His other language – referring to F2P games being “different in nature to full games” (emphasis mine) – seems to reflect a demeaning attitude toward F2P games, signifying that they’re not as complete as games you pay $60 for up front.
He’s not altogether wrong, especially when it comes to mobile games that let you play for three minutes before you run out of energy, lives, or whatever and have to input your credit-card numbers to continue. Or they introduce a microtransaction that’s actually very macro and then backpedal when called on their bullshit.

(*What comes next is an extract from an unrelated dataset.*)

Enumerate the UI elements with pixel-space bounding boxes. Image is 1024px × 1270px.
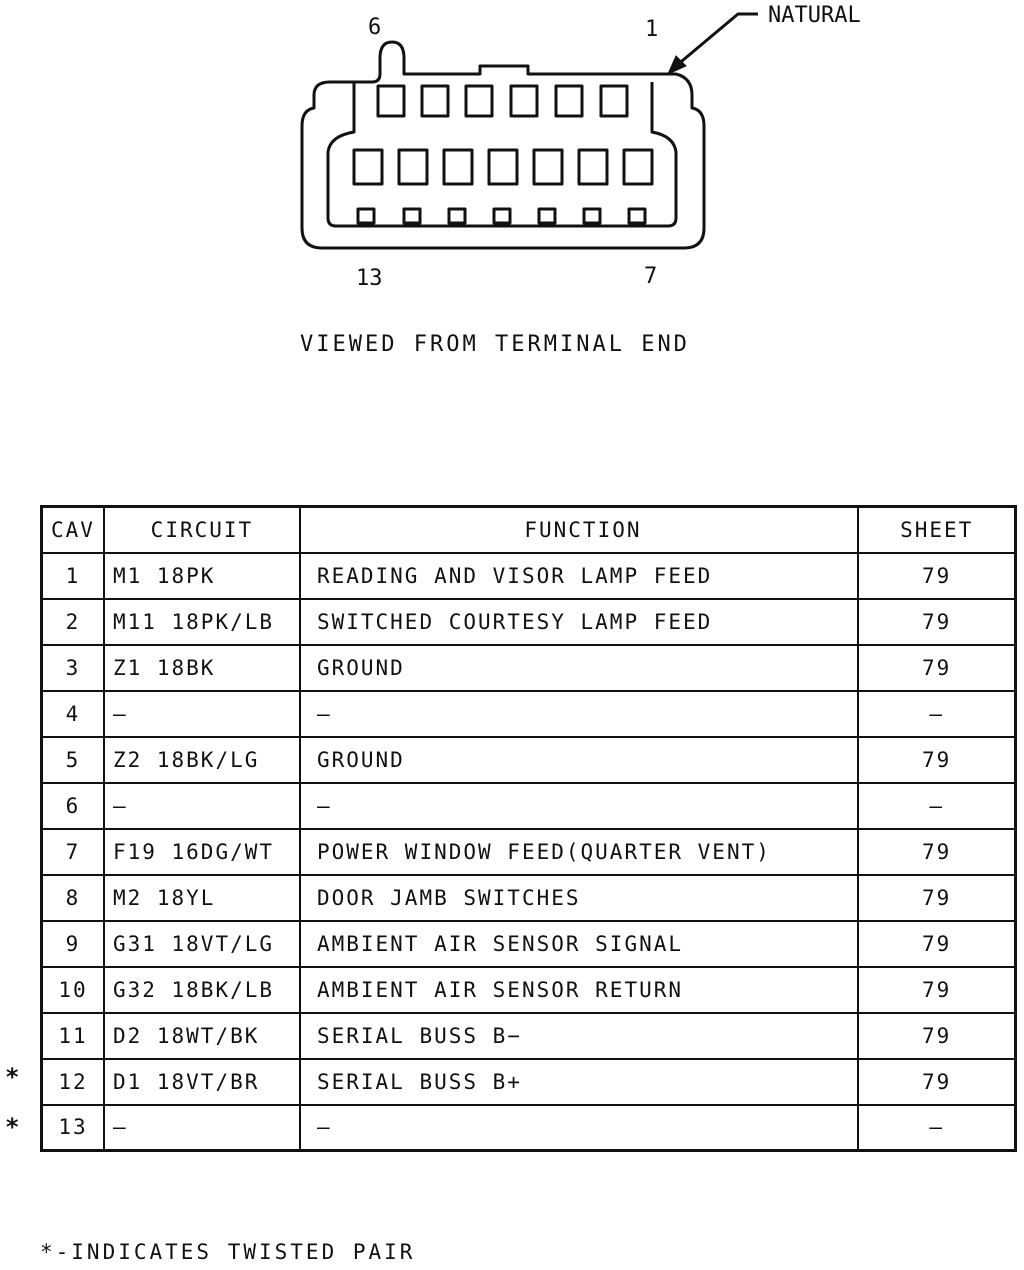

But I also think that comparing a AAA console title like Battlefield 4 to a free game by some indie studio on the App Store is a false comparison that too many people – whether they generally like or dislike free-to-play – make too often. It’s like comparing a Lamborghini Diablo to a Honda Civic. Both are cars, yes, but the owner of one should have vastly different expectations than the owner of the other. If the Civic owner wants his car to perform like a Diablo, well, is that the Honda corporation’s fault?
If I can find the silver lining in Söderlund’s words, I’d like to think that they say this: that EA recognizes there are “good” free-to-play models for consoles and there are “bad” free-to-play models for consoles. Ideally, this would mean that they’re going to try and do the former while avoiding the latter. While you might think that everything EA does falls squarely in the “bad” category, you should really take a look at some of the awful things that are out there that don’t hold a candle to the worst transgressions found in Star Wars: The Old Republic or Need For Speed World.
Not that I’m apologizing for EA’s policies. The company still has a long ways to go before it can be considered as user-friendly in its F2P games as companies like Riot or Wargaming, or even with its “full price” games. (First-day DLC, anyone?) And, while they don’t completely dismiss the concept of F2P gaming, Söderlund’s statements come across as the slightest bit sales-y, in that he promotes his company’s $60 games while poo-pooing the competition’s “free” offerings. Not exactly the way to show us how much you embrace the New Thing.
But it’s nice to see that even a behemoth such as EA can see that change is in the air. Whether they feel threatened by it or whether they embrace it will be a major ongoing story in gaming over the next decade.